United States v. Ho
This text of 172 F. App'x 179 (United States v. Ho) is published on Counsel Stack Legal Research, covering Court of Appeals for the Ninth Circuit primary law. Counsel Stack provides free access to over 12 million legal documents including statutes, case law, regulations, and constitutions.
Opinion
MEMORANDUM
In 1990, following a jury trial in the District of Hawaii, defendant-appellant Ronald W. Ho was convicted of multiple drug-related offenses and sentenced to 20 years in prison. Ho now appeals from the district court’s denial of his 2003 motion requesting modification of his sentence under 18 U.S.C. § 3582(c)(2) and challenging his sentence on Sixth Amendment grounds.
Under 18 U.S.C. § 3582(c)(2), a district court may, in its discretion, modify a previously-imposed sentence if that sentence was “based on a sentencing range that has subsequently been lowered by the Sentencing Commission.... ” Ho contends that he is eligible for relief under § 3582(c)(2) because his sentence was enhanced under USSG § 2D1.2 and because a subsequent Guidelines amendment (“Amendment 591”) rendered § 2D1.2 inapplicable to Ho.
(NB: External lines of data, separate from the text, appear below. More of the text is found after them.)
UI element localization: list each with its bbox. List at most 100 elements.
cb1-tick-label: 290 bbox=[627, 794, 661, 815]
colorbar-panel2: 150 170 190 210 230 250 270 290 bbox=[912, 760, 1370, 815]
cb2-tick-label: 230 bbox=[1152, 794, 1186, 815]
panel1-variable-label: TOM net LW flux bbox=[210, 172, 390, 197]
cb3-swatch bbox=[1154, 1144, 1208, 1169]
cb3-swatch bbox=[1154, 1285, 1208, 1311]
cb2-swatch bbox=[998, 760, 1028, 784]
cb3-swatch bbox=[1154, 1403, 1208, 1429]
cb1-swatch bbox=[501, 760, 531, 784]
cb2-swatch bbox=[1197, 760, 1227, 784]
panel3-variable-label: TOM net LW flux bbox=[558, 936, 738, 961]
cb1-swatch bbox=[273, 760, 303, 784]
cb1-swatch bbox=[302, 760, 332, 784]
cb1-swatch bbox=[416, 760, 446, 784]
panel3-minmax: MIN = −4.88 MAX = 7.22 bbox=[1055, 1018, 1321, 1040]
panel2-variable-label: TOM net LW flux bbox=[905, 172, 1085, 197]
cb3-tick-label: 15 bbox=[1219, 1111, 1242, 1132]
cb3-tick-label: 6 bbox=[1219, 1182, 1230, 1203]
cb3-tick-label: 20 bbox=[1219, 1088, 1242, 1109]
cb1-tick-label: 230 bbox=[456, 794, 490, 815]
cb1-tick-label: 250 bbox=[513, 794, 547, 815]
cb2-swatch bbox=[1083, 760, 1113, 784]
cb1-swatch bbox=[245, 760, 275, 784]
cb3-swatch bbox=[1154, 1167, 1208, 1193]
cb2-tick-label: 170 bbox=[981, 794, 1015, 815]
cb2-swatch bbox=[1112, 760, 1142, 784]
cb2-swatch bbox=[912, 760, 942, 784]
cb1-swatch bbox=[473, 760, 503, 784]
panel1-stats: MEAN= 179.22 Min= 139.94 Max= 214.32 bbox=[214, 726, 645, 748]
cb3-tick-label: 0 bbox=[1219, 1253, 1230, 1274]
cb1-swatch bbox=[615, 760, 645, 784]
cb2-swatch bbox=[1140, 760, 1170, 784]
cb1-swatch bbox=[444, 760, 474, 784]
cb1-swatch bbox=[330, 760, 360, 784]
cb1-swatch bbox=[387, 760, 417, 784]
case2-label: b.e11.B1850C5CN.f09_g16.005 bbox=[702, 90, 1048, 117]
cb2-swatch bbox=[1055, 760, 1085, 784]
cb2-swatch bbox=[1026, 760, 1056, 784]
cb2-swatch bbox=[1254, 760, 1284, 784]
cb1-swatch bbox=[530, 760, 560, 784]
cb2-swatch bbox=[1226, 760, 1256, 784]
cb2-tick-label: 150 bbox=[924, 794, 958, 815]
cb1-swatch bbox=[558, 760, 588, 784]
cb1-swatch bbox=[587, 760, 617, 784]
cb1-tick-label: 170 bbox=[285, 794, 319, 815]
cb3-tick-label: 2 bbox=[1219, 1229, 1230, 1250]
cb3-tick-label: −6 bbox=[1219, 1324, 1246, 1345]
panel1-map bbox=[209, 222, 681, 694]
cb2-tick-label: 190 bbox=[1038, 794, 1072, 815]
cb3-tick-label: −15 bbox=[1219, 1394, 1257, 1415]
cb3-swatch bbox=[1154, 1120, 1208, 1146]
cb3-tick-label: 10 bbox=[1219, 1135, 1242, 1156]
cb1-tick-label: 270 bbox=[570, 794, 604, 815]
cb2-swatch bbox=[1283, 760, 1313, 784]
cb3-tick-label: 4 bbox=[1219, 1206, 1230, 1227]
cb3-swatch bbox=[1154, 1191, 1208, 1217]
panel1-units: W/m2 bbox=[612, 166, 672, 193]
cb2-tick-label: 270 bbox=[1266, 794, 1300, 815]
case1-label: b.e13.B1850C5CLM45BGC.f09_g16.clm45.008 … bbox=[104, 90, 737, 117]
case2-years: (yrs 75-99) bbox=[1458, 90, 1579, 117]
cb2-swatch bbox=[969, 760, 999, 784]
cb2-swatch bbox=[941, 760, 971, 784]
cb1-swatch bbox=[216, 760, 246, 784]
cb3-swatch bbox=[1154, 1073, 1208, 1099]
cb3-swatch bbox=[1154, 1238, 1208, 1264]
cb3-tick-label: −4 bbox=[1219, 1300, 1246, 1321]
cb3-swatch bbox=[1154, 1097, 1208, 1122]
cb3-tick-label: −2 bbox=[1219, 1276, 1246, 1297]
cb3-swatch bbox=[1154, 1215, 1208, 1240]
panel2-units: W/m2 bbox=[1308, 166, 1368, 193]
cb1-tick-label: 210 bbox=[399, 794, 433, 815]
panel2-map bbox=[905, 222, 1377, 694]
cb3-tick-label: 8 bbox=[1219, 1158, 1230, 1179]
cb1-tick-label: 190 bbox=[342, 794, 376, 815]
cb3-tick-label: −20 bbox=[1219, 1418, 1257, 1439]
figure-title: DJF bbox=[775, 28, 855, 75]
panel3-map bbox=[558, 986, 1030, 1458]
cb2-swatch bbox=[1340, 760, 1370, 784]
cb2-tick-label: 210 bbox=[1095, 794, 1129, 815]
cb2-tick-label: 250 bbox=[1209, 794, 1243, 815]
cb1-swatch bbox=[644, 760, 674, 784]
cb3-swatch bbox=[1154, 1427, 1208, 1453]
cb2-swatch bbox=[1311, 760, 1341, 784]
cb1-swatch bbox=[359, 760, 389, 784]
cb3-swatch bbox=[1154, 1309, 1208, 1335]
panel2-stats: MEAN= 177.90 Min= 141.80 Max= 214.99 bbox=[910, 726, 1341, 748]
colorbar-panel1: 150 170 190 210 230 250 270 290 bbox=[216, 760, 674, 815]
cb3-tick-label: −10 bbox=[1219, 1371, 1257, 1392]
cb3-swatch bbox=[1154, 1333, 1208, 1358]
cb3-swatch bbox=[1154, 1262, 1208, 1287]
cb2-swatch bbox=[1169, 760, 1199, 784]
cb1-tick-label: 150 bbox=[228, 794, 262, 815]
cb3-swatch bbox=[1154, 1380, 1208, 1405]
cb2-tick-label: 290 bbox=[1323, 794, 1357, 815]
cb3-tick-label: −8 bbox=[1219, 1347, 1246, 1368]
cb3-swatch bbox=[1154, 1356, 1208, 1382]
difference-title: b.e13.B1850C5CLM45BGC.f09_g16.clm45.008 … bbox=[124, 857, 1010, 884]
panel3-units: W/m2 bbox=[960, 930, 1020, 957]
We are unpersuaded by this contention, however, because the record in this case overwhelmingly indicates that § 2D1.2 was not actually used to calculate Ho’s sentence. First, there is nothing in the sentencing transcript to suggest that the sentencing judge applied § 2D1.2 in determining Ho’s sentence. Indeed, had the sentencing court applied § 2D1.2, Ho’s final offense level would have been 39— two levels higher than the offense level of 37 that was actually used. Moreover, section 2D1.2 applies only to a limited class of drug crimes that involve underage or pregnant individuals or that occur near certain “protected” locations, such as schools. See USSG § 2D1.2 (1989); 21 U.S.C. § 860(a). The record in this case clearly indicates that Ho’s offense conduct did not implicate any of these factors.
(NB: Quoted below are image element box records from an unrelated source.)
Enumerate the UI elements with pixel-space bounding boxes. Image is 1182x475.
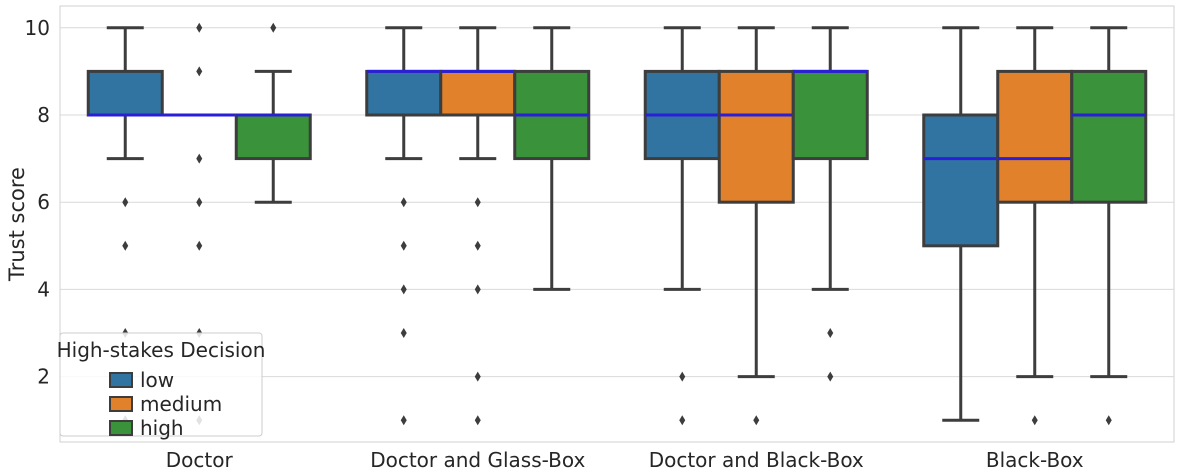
outlier-point [474, 284, 481, 295]
outlier-point [400, 197, 407, 208]
box-body [365, 69, 443, 117]
outlier-point [270, 22, 277, 33]
box-body [922, 113, 1000, 248]
outlier-point [196, 153, 203, 164]
box-medium [996, 26, 1074, 426]
outlier-point [827, 328, 834, 338]
x-tick-label: Doctor and Black-Box [649, 448, 864, 472]
legend-label-high: high [140, 416, 184, 440]
y-axis-ticks: 2 4 6 8 10 [25, 16, 50, 389]
outlier-point [753, 415, 760, 426]
y-tick-label: 4 [37, 277, 50, 301]
outlier-point [196, 197, 203, 208]
y-axis-label: Trust score [5, 167, 29, 282]
legend-label-medium: medium [140, 392, 222, 416]
x-tick-label: Doctor and Glass-Box [370, 448, 585, 472]
outlier-point [400, 284, 407, 295]
box-high [791, 26, 869, 382]
box-body [791, 69, 869, 161]
outlier-point [827, 371, 834, 382]
legend-swatch-medium [109, 396, 133, 412]
box-high [234, 22, 312, 204]
box-body [1070, 69, 1148, 204]
outlier-point [196, 22, 203, 33]
outlier-point [679, 415, 686, 426]
legend-title: High-stakes Decision [57, 338, 266, 362]
box-medium [439, 26, 517, 426]
outlier-point [122, 197, 129, 208]
outlier-point [122, 240, 129, 251]
outlier-point [400, 328, 407, 338]
box-body [439, 69, 517, 117]
x-tick-label: Black-Box [986, 448, 1084, 472]
box-high [1070, 26, 1148, 426]
y-tick-label: 6 [37, 190, 50, 214]
outlier-point [474, 240, 481, 251]
outlier-point [400, 240, 407, 251]
y-tick-label: 10 [25, 16, 50, 40]
outlier-point [474, 371, 481, 382]
box-low [365, 26, 443, 426]
box-high [513, 26, 591, 291]
legend-swatch-low [109, 372, 133, 388]
legend-swatch-high [109, 420, 133, 436]
outlier-point [474, 197, 481, 208]
outlier-point [400, 415, 407, 426]
box-body [717, 69, 795, 204]
box-body [996, 69, 1074, 204]
y-tick-label: 8 [37, 103, 50, 127]
y-tick-label: 2 [37, 365, 50, 389]
box-body [86, 69, 164, 117]
legend-label-low: low [140, 368, 174, 392]
box-low [86, 26, 164, 426]
x-tick-label: Doctor [166, 448, 234, 472]
outlier-point [1031, 415, 1038, 426]
outlier-point [196, 240, 203, 251]
outlier-point [1105, 415, 1112, 426]
box-series [86, 22, 1148, 426]
x-axis-ticks: Doctor Doctor and Glass-Box Doctor and Bla… [166, 448, 1084, 472]
outlier-point [679, 371, 686, 382]
outlier-point [196, 66, 203, 77]
outlier-point [474, 415, 481, 426]
box-body [234, 113, 312, 161]
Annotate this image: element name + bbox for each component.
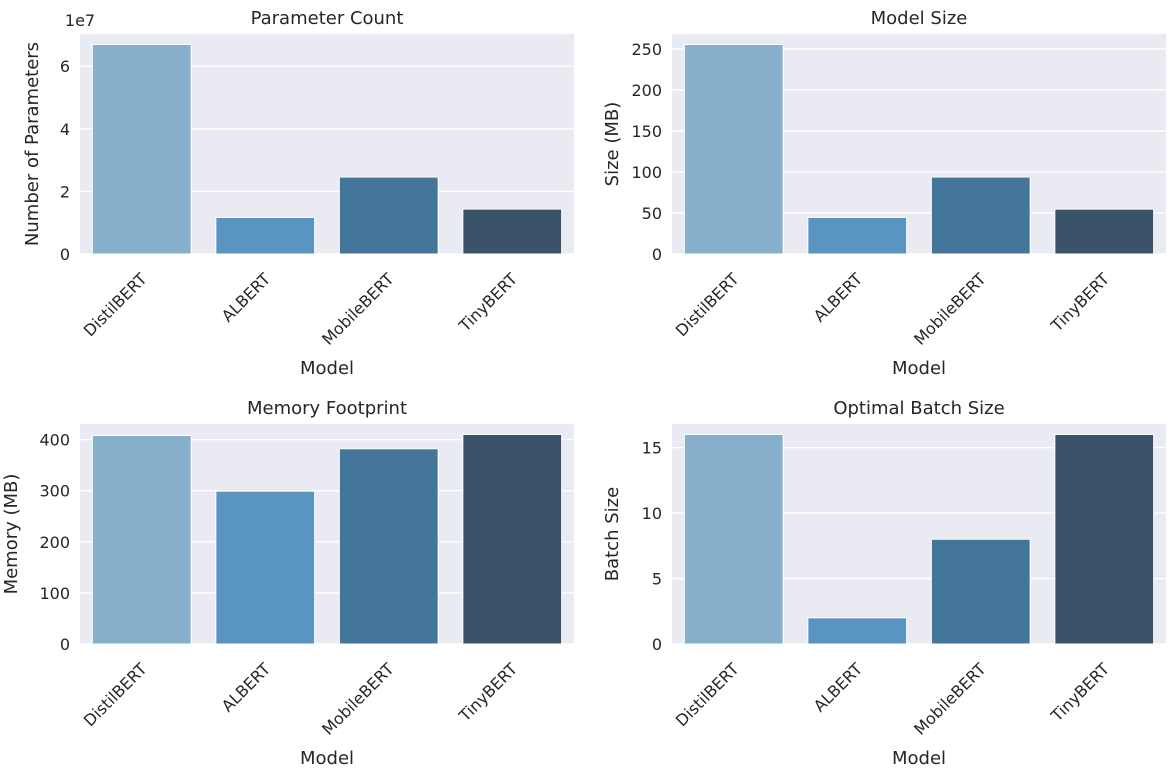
y-tick-label: 10: [642, 504, 662, 523]
bar-tinybert: [462, 208, 563, 255]
x-tick-label: ALBERT: [810, 659, 866, 715]
y-tick-label: 6: [60, 57, 70, 76]
x-tick-label: DistilBERT: [80, 269, 151, 340]
bar-distilbert: [683, 43, 784, 255]
y-tick-label: 0: [652, 245, 662, 264]
bar-albert: [807, 216, 908, 255]
bar-tinybert: [462, 433, 563, 645]
bar-distilbert: [683, 433, 784, 645]
y-tick-label: 250: [631, 40, 662, 59]
x-tick-label: ALBERT: [810, 269, 866, 325]
x-tick-label: MobileBERT: [318, 269, 398, 349]
x-tick-label: ALBERT: [218, 269, 274, 325]
y-tick-label: 400: [39, 431, 70, 450]
y-tick-label: 300: [39, 482, 70, 501]
x-tick-label: TinyBERT: [454, 269, 521, 336]
bar-mobilebert: [930, 538, 1031, 645]
bar-tinybert: [1054, 208, 1155, 255]
x-tick-label: MobileBERT: [318, 659, 398, 739]
chart-panel-2: 0 50 100 150 200 250 DistilBERT ALBERT MobileBER…: [602, 8, 1166, 379]
chart-title: Memory Footprint: [247, 398, 407, 419]
y-tick-label: 5: [652, 570, 662, 589]
bar-albert: [807, 617, 908, 645]
bar-distilbert: [91, 43, 192, 255]
y-tick-label: 15: [642, 439, 662, 458]
bar-mobilebert: [930, 176, 1031, 255]
bar-tinybert: [1054, 433, 1155, 645]
chart-panel-1: 0 2 4 6 DistilBERT ALBERT MobileBERT TinyBERT Pa…: [22, 8, 574, 379]
chart-panel-4: 0 5 10 15 DistilBERT ALBERT MobileBERT TinyBERT…: [602, 398, 1166, 769]
y-axis-label: Batch Size: [602, 487, 623, 581]
x-tick-label: MobileBERT: [910, 659, 990, 739]
y-axis-label: Memory (MB): [1, 474, 22, 595]
y-tick-label: 200: [631, 81, 662, 100]
y-axis-label: Size (MB): [602, 102, 623, 187]
y-tick-label: 0: [60, 245, 70, 264]
x-axis-label: Model: [300, 748, 354, 769]
bar-distilbert: [91, 434, 192, 645]
y-tick-label: 0: [652, 635, 662, 654]
x-axis-label: Model: [892, 358, 946, 379]
x-tick-label: DistilBERT: [672, 659, 743, 730]
y-axis-label: Number of Parameters: [22, 42, 43, 246]
x-tick-label: TinyBERT: [454, 659, 521, 726]
x-tick-label: TinyBERT: [1046, 269, 1113, 336]
y-tick-label: 100: [39, 584, 70, 603]
y-tick-label: 0: [60, 635, 70, 654]
x-axis-label: Model: [892, 748, 946, 769]
y-tick-label: 100: [631, 163, 662, 182]
x-tick-label: MobileBERT: [910, 269, 990, 349]
x-tick-label: TinyBERT: [1046, 659, 1113, 726]
y-tick-label: 150: [631, 122, 662, 141]
chart-title: Optimal Batch Size: [833, 398, 1004, 419]
y-tick-label: 50: [642, 204, 662, 223]
y-tick-label: 200: [39, 533, 70, 552]
axis-offset-label: 1e7: [65, 11, 95, 30]
chart-title: Model Size: [871, 8, 968, 29]
bar-mobilebert: [338, 176, 439, 255]
x-tick-label: DistilBERT: [80, 659, 151, 730]
bar-mobilebert: [338, 448, 439, 645]
bar-albert: [215, 216, 316, 255]
chart-title: Parameter Count: [251, 8, 404, 29]
x-tick-label: ALBERT: [218, 659, 274, 715]
bar-albert: [215, 490, 316, 645]
chart-panel-3: 0 100 200 300 400 DistilBERT ALBERT MobileBERT T…: [1, 398, 574, 769]
x-axis-label: Model: [300, 358, 354, 379]
x-tick-label: DistilBERT: [672, 269, 743, 340]
y-tick-label: 4: [60, 120, 70, 139]
y-tick-label: 2: [60, 182, 70, 201]
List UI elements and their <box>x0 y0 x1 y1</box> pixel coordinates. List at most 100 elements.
Ho relies heavily on a notation in his Presentence Report that states: “Base Offense Level: The guideline for a 21 U.S.C. § 841(a)(1) offense is found in section 2D1.2(a)(3) of the guidelines.” We are convinced, as was the district court, that this reference is a typographical error. It is section 2Dl.l(a)(3) — not 2D1.2(a)(3)— that provides the Guidelines ranges for drug trafficking offenses under 21 U.S.C. § 841(a)(1), including the offense Ho was convicted of. Tellingly, an application of § 2Dl.l(a)(3) to Ho’s offense conduct yields a final offense level of 37 — precisely the level calculated by the sentencing court.1 We therefore conclude that Ho was not sentenced under § 2D1.2 and that the district court correctly denied Ho’s request for relief under 18 U.S.C. § 3582(c)(2).
Ho also asserts that his sentence violates the Sixth Amendment because it was enhanced on the basis of facts found by the sentencing judge. These Sixth [181]*181Amendment claims are unrelated to Ho’s § 3582(c)(2) motion and must therefore be treated as a petition for habeas relief under 28 U.S.C. § 2255. This is Ho’s fourth attempt to seek federal post-conviction relief and thus, under AEDPA, Ho was required to obtain a certification from this Court prior to proceeding with his habeas petition. See 28 U.S.C. § 2255. This Court, however, expressly refused to grant Ho the necessary certification and, as a result, both this Court and the district court lack jurisdiction to entertain Ho’s Sixth Amendment claims. See Cooper v. Calderon, 274 F.3d 1270, 1274 (9th Cir. 2001).2
The decision of the district court denying Ho’s motion to modify his sentence under 18 U.S.C. § 3582(c)(2) is therefore AFFIRMED. Ho’s remaining claims are DISMISSED.
This disposition is not appropriate for publication and may not be cited to or by the courts of this circuit except as provided by 9th Cir. R. 36-3.